A combination of stress and heavy depression can significantly increase heart patient’s risk of death or heart attack, according to research in Circulation: Cardiovascular Quality and Outcomes, an American Heart Association journal. A study by the Columbia University Medical Center for Behavioral Cardiovascular Health in New York also found high stress and deep depression among heart patients may up the risk of death or heart attack by 48 percent. Experts believe behavioral interventions may be needed to help heart patients manage both stress and depression. The American Psychological Association (APA) says there are some things you can do for yourself in this regard:

Practice prevention

A healthy lifestyle can go a long way toward reducing the risk of heart disease or managing a diagnosed condition, even if you face a higher risk due to uncontrollable factors such as age, sex or family history. But making changes in your daily life is not always easy and takes personal discipline. You may sense a loss of control over your life in eating differently, making time for exercise and taking regular medication.

Coping skills

How you handle stress influences how your cardiovascular system responds. Studies reveal that if stress makes you angry or irritable, you’re more likely to have heart disease. In fact, the way you respond to stress may be as great a risk factor for heart problems as smoking, high blood pressure and high cholesterol.

Avoid the downward spiral

Depression is a persistent feeling of sadness and despair that can isolate you from the rest of the world. In its severest form, clinical depression not only increases the risk of heart disease but can worsen an existing condition.

Research shows that while only about 20 percent of us experience an episode of depression in our lifetimes, the figure climbs to 50 percent among people with heart disease. Men and women diagnosed with clinical depression are more than twice as likely to develop coronary artery disease, while heart patients are three times as likely to be more depressed at any given time than the population as a whole.

Bottom line – If left untreated, clinical depression can put you at substantially greater risk of suffering a heart attack or stroke and complicates the aftermath of a heart attackstroke, or invasive procedure such as open-heart surgery.

What’s more, your heart health can also affect your mental and emotional well being later in life.

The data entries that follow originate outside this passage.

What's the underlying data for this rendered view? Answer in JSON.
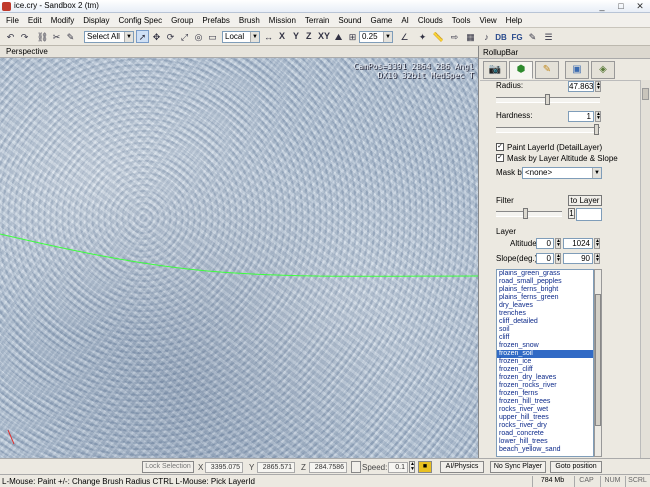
{
  "window": {
    "title": "ice.cry - Sandbox 2 (tm)",
    "controls": [
      "_",
      "□",
      "✕"
    ]
  },
  "menu": [
    "File",
    "Edit",
    "Modify",
    "Display",
    "Config Spec",
    "Group",
    "Prefabs",
    "Brush",
    "Mission",
    "Terrain",
    "Sound",
    "Game",
    "AI",
    "Clouds",
    "Tools",
    "View",
    "Help"
  ],
  "toolbar": {
    "select_value": "Select All",
    "coord_value": "Local",
    "axes": [
      "X",
      "Y",
      "Z",
      "XY"
    ],
    "grid_value": "0.25",
    "right_items": [
      "DB",
      "FG"
    ]
  },
  "viewport": {
    "label": "Perspective",
    "campos_line1": "CamPos=3391 2864 286 Angl",
    "campos_line2": "DX10 32bit MedSpec T"
  },
  "rollup": {
    "title": "RollupBar",
    "radius_label": "Radius:",
    "radius_value": "47.863",
    "radius_level": 0.5,
    "hardness_label": "Hardness:",
    "hardness_value": "1",
    "hardness_level": 1.0,
    "paint_layer_label": "Paint LayerId (DetailLayer)",
    "mask_label": "Mask by Layer Altitude & Slope",
    "mask_by_label": "Mask by",
    "mask_by_value": "<none>",
    "filter_label": "Filter",
    "to_layer_label": "to Layer",
    "filter_level": 0.45,
    "filter_value": "1",
    "layer_label": "Layer",
    "altitude_label": "Altitude",
    "altitude_min": "0",
    "altitude_max": "1024",
    "slope_label": "Slope(deg.)",
    "slope_min": "0",
    "slope_max": "90",
    "layers": [
      "plains_green_grass",
      "road_small_pepples",
      "plains_ferns_bright",
      "plains_ferns_green",
      "dry_leaves",
      "trenches",
      "cliff_detailed",
      "soil",
      "cliff",
      "frozen_snow",
      "frozen_soil",
      "frozen_ice",
      "frozen_cliff",
      "frozen_dry_leaves",
      "frozen_rocks_river",
      "frozen_ferns",
      "frozen_hill_trees",
      "rocks_river_wet",
      "upper_hill_trees",
      "rocks_river_dry",
      "road_concrete",
      "lower_hill_trees",
      "beach_yellow_sand"
    ],
    "selected_layer": "frozen_soil"
  },
  "infobar": {
    "lock_selection": "Lock Selection",
    "x_label": "X",
    "x_value": "3395.075",
    "y_label": "Y",
    "y_value": "2865.571",
    "z_label": "Z",
    "z_value": "284.7586",
    "speed_label": "Speed:",
    "speed_value": "0.1",
    "ai_physics": "AI/Physics",
    "no_sync": "No Sync Player",
    "goto": "Goto position"
  },
  "status": {
    "message": "L-Mouse: Paint   +/-: Change Brush Radius   CTRL L-Mouse: Pick LayerId",
    "memory": "784 Mb",
    "cap": "CAP",
    "num": "NUM",
    "scrl": "SCRL"
  },
  "colors": {
    "selection": "#316ac5",
    "brush_line": "#3cff3c",
    "list_text": "#0d2a8a"
  }
}
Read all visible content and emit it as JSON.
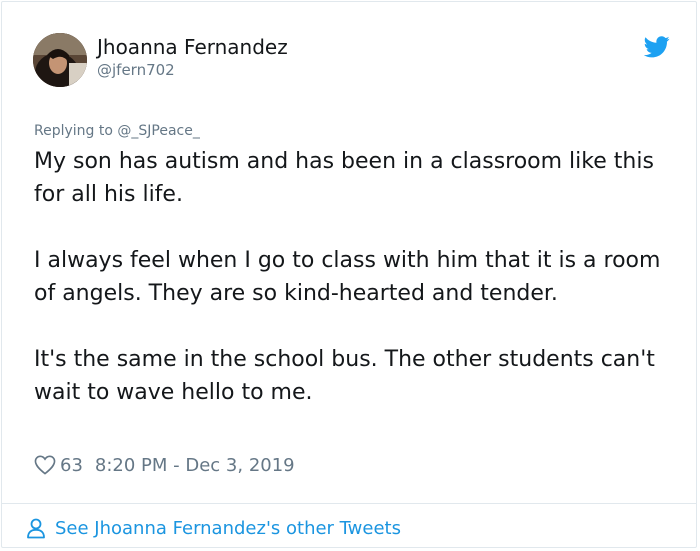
{
  "author": {
    "display_name": "Jhoanna Fernandez",
    "handle": "@jfern702",
    "avatar_icon": "profile-photo"
  },
  "brand": {
    "icon": "twitter-bird-icon",
    "color": "#1da1f2"
  },
  "reply": {
    "prefix": "Replying to",
    "mention": "@_SJPeace_"
  },
  "tweet": {
    "paragraphs": [
      "My son has autism and has been in a classroom like this for all his life.",
      "I always feel when I go to class with him that it is a room of angels.  They are so kind-hearted and tender.",
      "It's the same in the school bus.  The other students can't wait to wave hello to me."
    ]
  },
  "meta": {
    "like_icon": "heart-icon",
    "like_count": "63",
    "timestamp": "8:20 PM - Dec 3, 2019"
  },
  "footer": {
    "icon": "person-icon",
    "link_text": "See Jhoanna Fernandez's other Tweets",
    "link_color": "#1b95e0"
  },
  "colors": {
    "text_primary": "#14171a",
    "text_secondary": "#657786",
    "border": "#e1e8ed"
  }
}
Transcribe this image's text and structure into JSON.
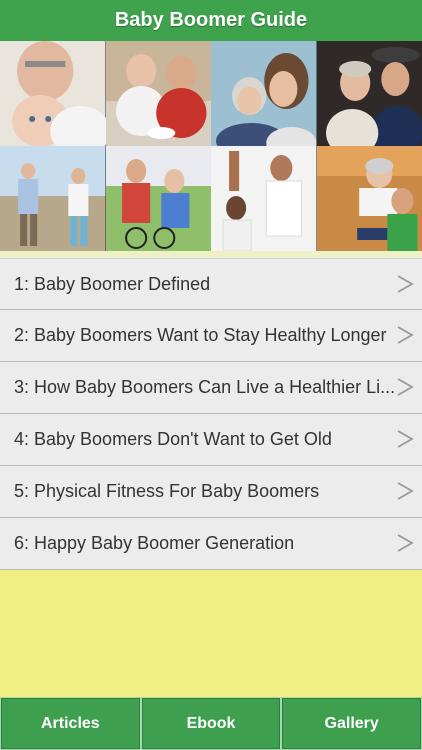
{
  "header": {
    "title": "Baby Boomer Guide"
  },
  "colors": {
    "header": "#3fa34d",
    "background": "#f1ef82",
    "tab": "#3e9f4e",
    "row": "#ececec"
  },
  "articles": [
    {
      "label": "1: Baby Boomer Defined"
    },
    {
      "label": "2: Baby Boomers Want to Stay Healthy Longer"
    },
    {
      "label": "3: How Baby Boomers Can Live a Healthier Li..."
    },
    {
      "label": "4: Baby Boomers Don't Want to Get Old"
    },
    {
      "label": "5: Physical Fitness For Baby Boomers"
    },
    {
      "label": "6: Happy Baby Boomer Generation"
    }
  ],
  "chevron_icon": "chevron-right-icon",
  "tabs": [
    {
      "label": "Articles"
    },
    {
      "label": "Ebook"
    },
    {
      "label": "Gallery"
    }
  ]
}
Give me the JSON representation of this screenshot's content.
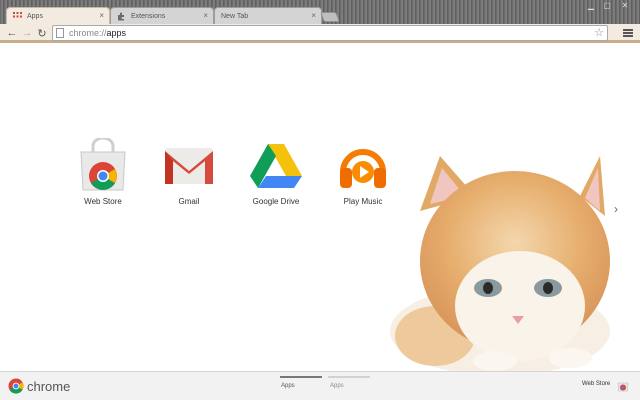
{
  "tabs": [
    {
      "label": "Apps",
      "active": true,
      "icon": "apps-grid-icon"
    },
    {
      "label": "Extensions",
      "active": false,
      "icon": "puzzle-icon"
    },
    {
      "label": "New Tab",
      "active": false,
      "icon": ""
    }
  ],
  "address_bar": {
    "scheme": "chrome://",
    "host": "apps"
  },
  "apps": [
    {
      "label": "Web Store",
      "icon": "web-store-icon"
    },
    {
      "label": "Gmail",
      "icon": "gmail-icon"
    },
    {
      "label": "Google Drive",
      "icon": "google-drive-icon"
    },
    {
      "label": "Play Music",
      "icon": "play-music-icon"
    }
  ],
  "bottom_bar": {
    "brand": "chrome",
    "pages": [
      "Apps",
      "Apps"
    ],
    "web_store_link": "Web Store"
  },
  "colors": {
    "tab_active": "#f3ebe0",
    "toolbar_border": "#c9ad8a",
    "progress_active": "#777777"
  }
}
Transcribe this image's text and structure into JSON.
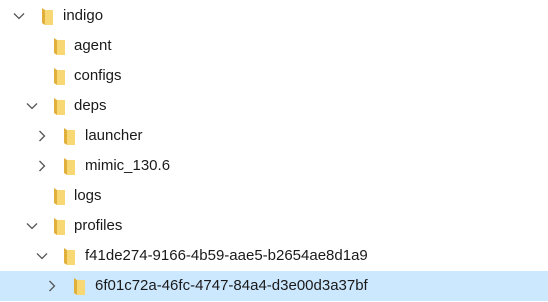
{
  "tree": {
    "nodes": [
      {
        "label": "indigo",
        "expander": "chevron-down-icon"
      },
      {
        "label": "agent",
        "expander": "none"
      },
      {
        "label": "configs",
        "expander": "none"
      },
      {
        "label": "deps",
        "expander": "chevron-down-icon"
      },
      {
        "label": "launcher",
        "expander": "chevron-right-icon"
      },
      {
        "label": "mimic_130.6",
        "expander": "chevron-right-icon"
      },
      {
        "label": "logs",
        "expander": "none"
      },
      {
        "label": "profiles",
        "expander": "chevron-down-icon"
      },
      {
        "label": "f41de274-9166-4b59-aae5-b2654ae8d1a9",
        "expander": "chevron-down-icon"
      },
      {
        "label": "6f01c72a-46fc-4747-84a4-d3e00d3a37bf",
        "expander": "chevron-right-icon",
        "selected": true
      }
    ]
  },
  "colors": {
    "folder_fill": "#f8d775",
    "folder_dark": "#e0b03a",
    "selection": "#cce8ff",
    "chevron": "#555555"
  }
}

There is a connection between vascular health and dementia. Next to Alzheimer’s, vascular dementia is considered the second leading cause of problems with reasoning, judgment, memory and other thought processes caused by brain damage from impaired blood flow to your brain.

While there are no treatments to prevent or cure dementia at present, a Boston University School of Medicine study published in the New England Journal of Medicine suggests that rates for dementia have been falling in recent decades – and that increased emphasis on heart heat in that time period may be the reason. But the study also suggests that cautious optimism should not become complacency.

  • Identify the sources of stress in your life and look for ways to reduce and manage them.
  • Avoid trying to fix every problem at once. Focus instead on changing one existing habit.
  • Don’t ignore the symptoms of depression if lasting more than two weeks.

If you feel overwhelmed by the challenges of managing the behaviors associated with heart disease, you might want to consult a qualified psychologist that will work with your doctor to devise a suitable treatment program.